Amendment 1 would empower The People
Originally published in St. Louis American on October 18, 2018.
Since my early days of political awareness, all the administrations of U.S. presidents have been tainted with racism and corruption, from John F. Kennedy to Trump. (I’ll take the first black president out for obvious reasons.) Former Congressman Bill Clay gives us the all the proof we need in his latest book, “U.S. Presidents: The Good, The Bad, The Ugly – Pimples, Warts and All.”
Clay talks about the contracts on America (not with America) by these administrations. The attacks on working families, especially families of color, through laws and policies often veiled until we feel the punch. Like Reagan’s War on Drugs. Like Clinton’s double-whammy of welfare reform and the infamous crime bill. Like Trump’s big tax break for his rich buddies. And since Clay’s book is an assessment from a black perspective, he illuminates the damaging impact of these elected officials on black people, their lives and their futures.
While black folks have been in constant battles for their dignity and human rights, we have come to have low expectations of elected officials, from the ward level up to the Oval Office. And that’s even when our votes put them in office or when they look like us. There is a line that is being crossed, and we see far too many of those politicians at the public trough. The rich keep getting bigger breaks while working people are getting less and less. We’re sick and tired of trying to compete with the likes of Corporations United for what should be guaranteed benefits as citizens.
Voting Yes on Amendment 1 takes a hefty swipe at lobbying gifts in a state which has few restrictions. Almost 70 percent of $8.5 million worth of gifts that come to our lawmakers are allegedly said to go to legitimate legislative bodies like caucuses, making the money more difficult to track.
Opponents of Amendment 1 are using misinformation around the redistricting portion of the ballot initiative. They are telling black communities that maps could be drawn where they would get a white person representing their majority-black district. White, rural communities are being told they will get a black rep. The old tricks of divide-and-conquer can’t derail our democracy train.
Black people want more power not less—economic and political. We want more democracy not less. We want more protections and benefits from our local, state and federal government than what we’re getting now.

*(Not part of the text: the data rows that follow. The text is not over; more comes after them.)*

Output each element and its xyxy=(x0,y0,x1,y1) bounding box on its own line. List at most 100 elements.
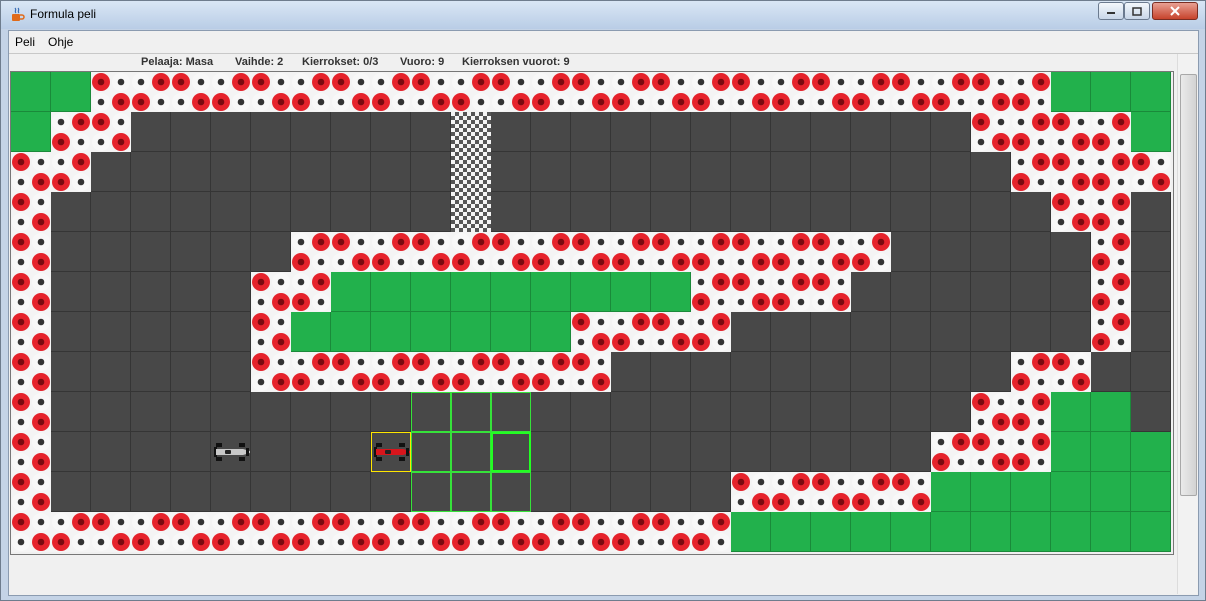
tyre-wall-tile[interactable] xyxy=(1131,152,1171,192)
road-tile[interactable] xyxy=(811,192,851,232)
road-tile[interactable] xyxy=(1011,272,1051,312)
road-tile[interactable] xyxy=(171,152,211,192)
road-tile[interactable] xyxy=(891,312,931,352)
road-tile[interactable] xyxy=(571,152,611,192)
road-tile[interactable] xyxy=(371,432,411,472)
grass-tile[interactable] xyxy=(1131,512,1171,552)
tyre-wall-tile[interactable] xyxy=(1011,432,1051,472)
tyre-wall-tile[interactable] xyxy=(771,472,811,512)
road-tile[interactable] xyxy=(91,432,131,472)
grass-tile[interactable] xyxy=(891,512,931,552)
road-tile[interactable] xyxy=(771,152,811,192)
tyre-wall-tile[interactable] xyxy=(771,272,811,312)
road-tile[interactable] xyxy=(931,392,971,432)
tyre-wall-tile[interactable] xyxy=(451,232,491,272)
tyre-wall-tile[interactable] xyxy=(971,432,1011,472)
road-tile[interactable] xyxy=(691,192,731,232)
tyre-wall-tile[interactable] xyxy=(11,192,51,232)
tyre-wall-tile[interactable] xyxy=(771,232,811,272)
tyre-wall-tile[interactable] xyxy=(1051,192,1091,232)
road-tile[interactable] xyxy=(531,432,571,472)
road-tile[interactable] xyxy=(611,352,651,392)
tyre-wall-tile[interactable] xyxy=(51,152,91,192)
road-tile[interactable] xyxy=(251,432,291,472)
road-tile[interactable] xyxy=(571,392,611,432)
road-tile[interactable] xyxy=(811,392,851,432)
road-tile[interactable] xyxy=(971,272,1011,312)
tyre-wall-tile[interactable] xyxy=(11,472,51,512)
tyre-wall-tile[interactable] xyxy=(171,72,211,112)
road-tile[interactable] xyxy=(331,192,371,232)
road-tile[interactable] xyxy=(651,392,691,432)
tyre-wall-tile[interactable] xyxy=(771,72,811,112)
tyre-wall-tile[interactable] xyxy=(811,472,851,512)
road-tile[interactable] xyxy=(51,352,91,392)
road-tile[interactable] xyxy=(171,192,211,232)
grass-tile[interactable] xyxy=(451,272,491,312)
grass-tile[interactable] xyxy=(931,472,971,512)
tyre-wall-tile[interactable] xyxy=(531,512,571,552)
road-tile[interactable] xyxy=(851,112,891,152)
tyre-wall-tile[interactable] xyxy=(11,312,51,352)
road-tile[interactable] xyxy=(651,192,691,232)
road-tile[interactable] xyxy=(691,392,731,432)
road-tile[interactable] xyxy=(851,312,891,352)
tyre-wall-tile[interactable] xyxy=(611,72,651,112)
road-tile[interactable] xyxy=(731,112,771,152)
tyre-wall-tile[interactable] xyxy=(571,72,611,112)
road-tile[interactable] xyxy=(691,152,731,192)
road-tile[interactable] xyxy=(211,432,251,472)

The passage of Amendment 1 will not totally eliminate corruption or our lawmakers getting goodies from lobbyists who often represent interests in conflict with the majority of their constituents. It will not get us the perfect state district maps after the 2020 census. But Amendment 1 moves us closer to maximizing the participation and empowering of citizens who want more from their government. It will ease the well-heeled corporate boot on our necks. For now.